Take the case of smog in Punjab. The government imposes a ban on brick kilns during the smog season in an attempt to combat air pollution. However, in line with the ideology of a Just Green Transition, The Bank of Punjab launched a Green Loan Scheme for shifting traditional brick kilns to zigzag technology. This Green and Sustainable initiative by The Bank of Punjab avoided the social cost that was being created by shutting down a primary economic sector and in turn developed a green and sustainable economic sector.

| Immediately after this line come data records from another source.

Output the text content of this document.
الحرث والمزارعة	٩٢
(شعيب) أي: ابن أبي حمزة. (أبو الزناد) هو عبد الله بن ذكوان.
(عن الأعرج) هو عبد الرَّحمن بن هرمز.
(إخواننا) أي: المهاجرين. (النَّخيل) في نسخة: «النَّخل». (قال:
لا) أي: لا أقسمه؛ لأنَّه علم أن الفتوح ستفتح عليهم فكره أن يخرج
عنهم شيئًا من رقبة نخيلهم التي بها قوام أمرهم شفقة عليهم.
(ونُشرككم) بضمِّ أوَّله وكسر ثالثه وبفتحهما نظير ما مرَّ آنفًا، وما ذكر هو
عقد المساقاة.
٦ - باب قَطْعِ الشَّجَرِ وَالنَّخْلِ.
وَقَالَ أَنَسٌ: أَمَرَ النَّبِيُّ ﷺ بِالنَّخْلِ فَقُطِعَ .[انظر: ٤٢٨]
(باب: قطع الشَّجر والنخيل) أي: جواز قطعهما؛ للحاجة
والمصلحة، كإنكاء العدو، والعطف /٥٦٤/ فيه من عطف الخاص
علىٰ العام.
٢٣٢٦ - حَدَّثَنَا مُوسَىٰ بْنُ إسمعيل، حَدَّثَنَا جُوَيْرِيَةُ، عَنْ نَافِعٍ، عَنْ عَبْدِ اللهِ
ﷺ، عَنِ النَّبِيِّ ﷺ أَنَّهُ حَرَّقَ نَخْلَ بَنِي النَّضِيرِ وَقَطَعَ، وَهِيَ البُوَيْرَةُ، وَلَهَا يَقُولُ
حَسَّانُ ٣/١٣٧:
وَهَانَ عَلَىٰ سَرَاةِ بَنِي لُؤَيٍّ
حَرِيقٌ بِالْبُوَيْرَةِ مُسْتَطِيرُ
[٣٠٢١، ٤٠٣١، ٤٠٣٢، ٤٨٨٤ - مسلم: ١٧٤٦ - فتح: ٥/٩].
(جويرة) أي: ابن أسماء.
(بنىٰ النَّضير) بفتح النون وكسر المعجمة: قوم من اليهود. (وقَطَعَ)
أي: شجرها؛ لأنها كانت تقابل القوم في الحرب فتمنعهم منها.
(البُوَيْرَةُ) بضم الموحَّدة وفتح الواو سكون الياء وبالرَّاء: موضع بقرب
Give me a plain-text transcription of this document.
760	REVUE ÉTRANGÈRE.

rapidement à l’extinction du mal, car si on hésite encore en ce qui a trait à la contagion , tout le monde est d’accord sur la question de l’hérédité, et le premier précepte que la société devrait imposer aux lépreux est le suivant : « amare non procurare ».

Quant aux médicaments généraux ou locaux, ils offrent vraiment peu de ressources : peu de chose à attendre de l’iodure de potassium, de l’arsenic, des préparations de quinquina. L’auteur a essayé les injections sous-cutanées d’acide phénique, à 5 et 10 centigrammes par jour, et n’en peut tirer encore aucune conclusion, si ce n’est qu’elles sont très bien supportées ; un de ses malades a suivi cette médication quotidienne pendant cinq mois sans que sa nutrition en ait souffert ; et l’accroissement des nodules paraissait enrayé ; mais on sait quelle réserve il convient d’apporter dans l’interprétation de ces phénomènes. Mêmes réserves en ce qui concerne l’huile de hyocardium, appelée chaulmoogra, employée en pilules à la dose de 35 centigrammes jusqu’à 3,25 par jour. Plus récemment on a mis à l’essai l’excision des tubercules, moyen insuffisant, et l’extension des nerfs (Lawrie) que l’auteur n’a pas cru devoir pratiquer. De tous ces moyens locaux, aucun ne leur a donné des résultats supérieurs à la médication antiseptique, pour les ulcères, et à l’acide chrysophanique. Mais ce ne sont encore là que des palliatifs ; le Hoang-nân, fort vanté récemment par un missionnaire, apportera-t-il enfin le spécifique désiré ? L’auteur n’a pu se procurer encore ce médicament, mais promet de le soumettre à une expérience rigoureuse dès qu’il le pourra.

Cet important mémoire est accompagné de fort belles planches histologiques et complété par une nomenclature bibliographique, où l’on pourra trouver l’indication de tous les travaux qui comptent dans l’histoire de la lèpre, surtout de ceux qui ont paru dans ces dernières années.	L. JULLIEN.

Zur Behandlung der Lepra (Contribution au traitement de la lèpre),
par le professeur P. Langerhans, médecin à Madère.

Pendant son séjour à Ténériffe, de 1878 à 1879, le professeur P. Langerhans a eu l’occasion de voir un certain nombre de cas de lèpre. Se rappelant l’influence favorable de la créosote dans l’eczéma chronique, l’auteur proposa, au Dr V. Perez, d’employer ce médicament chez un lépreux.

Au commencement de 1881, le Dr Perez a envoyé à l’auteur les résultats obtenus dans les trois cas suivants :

Similarly, under the ideology of Sustainable, Green and Clean Pakistan, The Bank of Punjab has launched several different Green and Sustainable Loan Schemes like Shamsi Tawanai, e-Business Qarza, Women Entrepreneurs, Special Persons, and Storage of Agricultural Produce. Such green and xustainable financing by the banking industry will result in the creation of a robust green job market in Pakistan that will positively contribute to the sustainable development of the country.
It is pertinent to note that a Just Green Transition will not just help advance climate action in Pakistan but also play an important role in the attainment of the United Nations – Sustainable Development Goals (UN-SDGs) 2030. Through the creation of green economic sectors and connected green jobs, UN-SDGs related to affordable and clean energy, decent work and economic growth, reduced inequalities, and responsible production and consumption may be met.
A Just Green Transition will enable Pakistan to combat the many forms of inflation plaguing the country’s economy including food inflation, climate flation, and fossilflation. Just Green transition is a vision that is impossible to achieve without the holistic collaboration between all the concerned stakeholders of society, meaningful public-private partnerships, and a cognitive shift towards environmental consciousness within the society. Let us start by applying the concept of Climate Justice to our internal policymaking before asking for it from the outside world. It is the responsibility of the concerned stakeholders to strategically plan and execute a green transition that leaves no one behind and creates vibrant horizons for inclusive economic growth in Pakistan.